Pony up $60,000 and you too can have 429 equuses (equi?) under the hood

Pony up $60,000 and you too can have 429 equuses (equi?) under the hood

Laugh no longer at Hyundai's ambition to tackle Lexus: a car that was never designed for the US market, the glitzy Equus sedan, has turned in some strong sales numbers for 2011.

Remember, this huge sedan is sold as a Hyundai and was intended to be a big, high-margin luxo-barge for South Korea, China's major cities and certain states in the Persian Gulf. Hyundai Motor Europe imports a handful of cars but Hyundai Motor America (HMA) is braver, having decided to put the big sedan into showrooms, stand back, and see what happens. The result was 3,193 sales, a number that not so long ago would have shamed the Audi A8, also once a gatecrasher at the LS, S-Class and 7 Series invitation-only party.

So how does the Equus compare to the A8? Worryingly for Audi of America, after 16 years and three generations of brand-building for its four-door flagship, it managed a combined 5,700 sales of its more expensive range-topping sedan series (A8 and S8, standard and long-wheelbase). The Lexus LS range, which also comes with the popular option of a stretched wheelbase as well as two powertrains, managed 9,568 sales.

Just imagine how well the next generation Equus might sell, given some heavy input from HMA, especially when it comes to styling. But way before then, it's easy to see the model piling on even greater success in the US market and upsetting the status quo: the long wheelbase car is surely on the way for the 2013 model year, given the performance of the existing sole bodystyle.
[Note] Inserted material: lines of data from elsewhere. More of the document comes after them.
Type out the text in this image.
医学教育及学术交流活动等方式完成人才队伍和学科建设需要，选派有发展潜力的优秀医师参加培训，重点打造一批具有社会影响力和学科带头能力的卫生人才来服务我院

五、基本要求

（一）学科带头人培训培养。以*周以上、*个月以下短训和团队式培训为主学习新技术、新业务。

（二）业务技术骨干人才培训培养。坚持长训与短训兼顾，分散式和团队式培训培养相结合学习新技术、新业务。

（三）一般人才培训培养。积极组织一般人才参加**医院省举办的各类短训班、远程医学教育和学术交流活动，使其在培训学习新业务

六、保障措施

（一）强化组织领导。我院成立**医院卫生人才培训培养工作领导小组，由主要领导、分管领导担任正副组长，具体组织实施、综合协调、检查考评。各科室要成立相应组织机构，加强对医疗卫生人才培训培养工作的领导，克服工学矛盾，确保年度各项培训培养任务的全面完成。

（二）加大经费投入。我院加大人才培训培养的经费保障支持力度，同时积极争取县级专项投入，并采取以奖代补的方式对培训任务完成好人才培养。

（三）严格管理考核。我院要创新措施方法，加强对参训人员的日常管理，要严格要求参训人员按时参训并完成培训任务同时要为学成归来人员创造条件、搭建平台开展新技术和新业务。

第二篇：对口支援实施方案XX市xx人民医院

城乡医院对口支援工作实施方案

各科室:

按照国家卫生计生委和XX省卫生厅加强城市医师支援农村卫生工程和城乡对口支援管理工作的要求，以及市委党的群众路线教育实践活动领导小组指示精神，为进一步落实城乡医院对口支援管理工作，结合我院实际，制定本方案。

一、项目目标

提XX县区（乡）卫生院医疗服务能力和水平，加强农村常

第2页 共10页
And there's a 4.0-litre 'Tau' V8 in the pipeline to supplement the 5.0-litre unit that HMA gave its range topper for the 2012 model year.
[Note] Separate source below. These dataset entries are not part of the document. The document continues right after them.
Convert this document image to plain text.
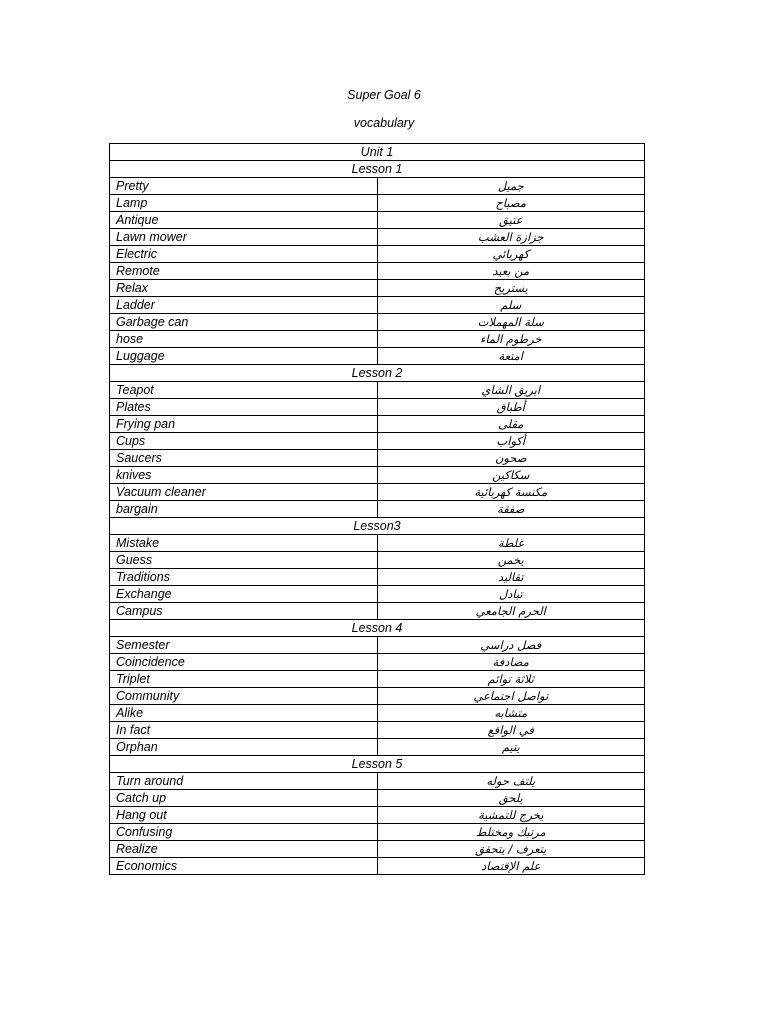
Super Goal 6
vocabulary
Unit 1	
Lesson 1	
Pretty	جميل
Lamp	مصباح
Antique	عتيق
Lawn mower	جزازة العشب
Electric	كهربائي
Remote	من بعيد
Relax	يستريح
Ladder	سلم
Garbage can	سلة المهملات
hose	خرطوم الماء
Luggage	امتعة
Lesson 2	
Teapot	ابريق الشاي
Plates	أطباق
Frying pan	مقلى
Cups	أكواب
Saucers	صحون
knives	سكاكين
Vacuum cleaner	مكنسة كهربائية
bargain	صفقة
Lesson3	
Mistake	غلطة
Guess	يخمن
Traditions	تقاليد
Exchange	تبادل
Campus	الحرم الجامعي
Lesson 4	
Semester	فصل دراسي
Coincidence	مصادفة
Triplet	ثلاثة توائم
Community	تواصل اجتماعي
Alike	متشابه
In fact	في الواقع
Orphan	يتيم
Lesson 5	
Turn around	يلتف حوله
Catch up	يلحق
Hang out	يخرج للتمشية
Confusing	مرتبك ومختلط
Realize	يتعرف / يتحقق
Economics	علم الإقتصاد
Daimler and Toyota should also take further notice, even though they might be tempted to laugh off the Equus in the face of their forthcoming next generation S-Class and LS/LC sedans and coupes respectively. Will these cars have a transmission to rival Hyundai's own ten-speed automatic gearbox? This should debut in a facelifted model set for release in late 2012. Luxury buyers the world over are impressed by and demand technology firsts - could the next big premium brand sedans' high-tech gadgets be trumped by Hyundai trumpeting an amazing new transmission?

I used to most admire Honda of all vehicle manufacturers but I am starting to think that the company with the cleverest strategy for steady, ever-upwards thinking is now Korean. Hyundai is clearly now an ever more unsettling rival for the biggest manufacturers - unlike Toyota, VW Group and GM, every move it and Kia Motors have made in the last two years has been a considered one that has yielded big results - e.g. the Sonata went from forgettable to 200,000 US sales in 2011 and rising, Genesis sales are also breaking records and the forthcoming Kia K9/Veredus will be a high-priced hit if last year's acclaimed GT concept was anything to go by.

While the major premium brands have been watching one another, they have become blind to the reinvention of Hyundai as a challenger that will keep on pushing up towards their pricing. The $100,000 Korean car is likely in the planning stages in Seoul right now.